Our manufacturing industries, which have had a glorious opportunity which possibly will never be repeated again, have failed to avail of that opportunity because the capital investment in those industries is not high enough and there is no incentive to create that investment. There are factories in the country at the moment working at a capacity of perhaps 75 per cent or 50 per cent because they do not feel it is worth taking up the slack that is there and which could be taken up without any great capital investment at all but which could create worth-while employment which could give worth-while opportunity for profit and for export. Unfortunately profit in the country over the last couple of years has become a word which is regarded as almost immoral. It is no longer regarded as legitimate or proper that a firm or a business of any kind should seek to make a reasonable return or profit.
Our average return on capital invested in manufacturing industry in the country at the moment is about 4 per cent. It may be marginally under that. Do the Government or the House realise what would happen if the people who have capital in manufacturing industry in the country at the moment endeavoured to liquidate that capital, if they were able to do it, and put it simply into Government loans and sit back knowing that they can get a return on long-term Government loans at the moment of about 13.5 per cent without lifting a little finger either for themselves or their country? Is there any incentive in a situation where one is subject to tremendous risks for a very small return and where, without any risk whatever, you can get a return of three or four times as high as that for which you take a huge risk? There is no incentive, and that is why we are in the situation we are in and why, unlike other countries in Europe and elsewhere, we are not pulling out of the general recession which was current throughout Europe and the USA two years ago. It is not so any longer in any country other than Britain and Ireland and Britain, happily for her, shows every indication that she will get out of it very soon.

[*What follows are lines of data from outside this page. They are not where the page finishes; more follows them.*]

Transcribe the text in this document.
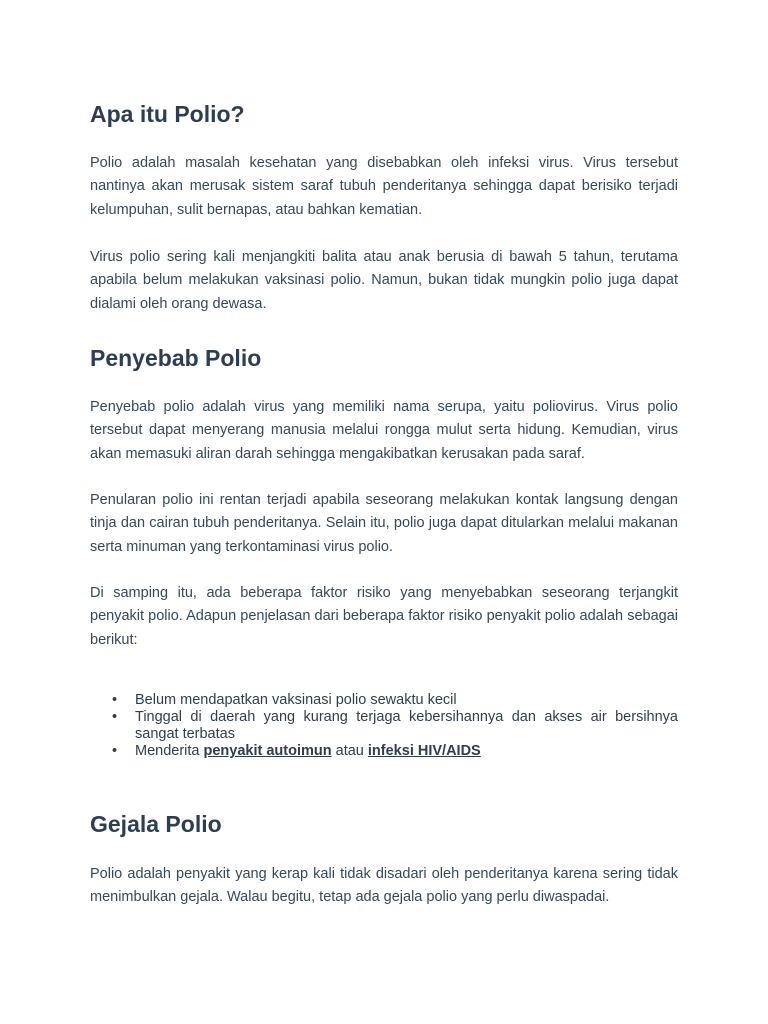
Apa itu Polio?

Polio adalah masalah kesehatan yang disebabkan oleh infeksi virus. Virus tersebut nantinya akan merusak sistem saraf tubuh penderitanya sehingga dapat berisiko terjadi kelumpuhan, sulit bernapas, atau bahkan kematian.

Virus polio sering kali menjangkiti balita atau anak berusia di bawah 5 tahun, terutama apabila belum melakukan vaksinasi polio. Namun, bukan tidak mungkin polio juga dapat dialami oleh orang dewasa.

Penyebab Polio

Penyebab polio adalah virus yang memiliki nama serupa, yaitu poliovirus. Virus polio tersebut dapat menyerang manusia melalui rongga mulut serta hidung. Kemudian, virus akan memasuki aliran darah sehingga mengakibatkan kerusakan pada saraf.

Penularan polio ini rentan terjadi apabila seseorang melakukan kontak langsung dengan tinja dan cairan tubuh penderitanya. Selain itu, polio juga dapat ditularkan melalui makanan serta minuman yang terkontaminasi virus polio.

Di samping itu, ada beberapa faktor risiko yang menyebabkan seseorang terjangkit penyakit polio. Adapun penjelasan dari beberapa faktor risiko penyakit polio adalah sebagai berikut:

• Belum mendapatkan vaksinasi polio sewaktu kecil
• Tinggal di daerah yang kurang terjaga kebersihannya dan akses air bersihnya sangat terbatas
• Menderita penyakit autoimun atau infeksi HIV/AIDS
Gejala Polio

Polio adalah penyakit yang kerap kali tidak disadari oleh penderitanya karena sering tidak menimbulkan gejala. Walau begitu, tetap ada gejala polio yang perlu diwaspadai.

I have referred to one aspect of the Government's industrial policy very often. It is one I cannot understand. I do not know what their purpose is in almost going out of their way, and being seen to go out of their way, not to encourage the manufacture of articles here which could be manufactured here, either small or large capital items. Indeed they have been seen almost to encourage the purchase of such commodities abroad. Already this morning in the very unlikely area of defence Deputy Leonard drew attention to the purchase of a whole range of commodities necessary for a barracks under construction in Monaghan. All of these commodities are manufactured in this country but they are being imported. Not alone are Irish firms not getting this sort of work but they are not even getting the opportunity to tender in many cases.
There is a classic example of it in something I can recall from my time in Government as the magnificent scientific achievement of an Irishman, Professor Timoney, who designed an armoured personnel carrier which he was most anxious to have manufactured in this country. This vehicle is now being manufactured in a Belgian factory at Bornem. That is certainly not in accordance with Professor Timoney's wishes.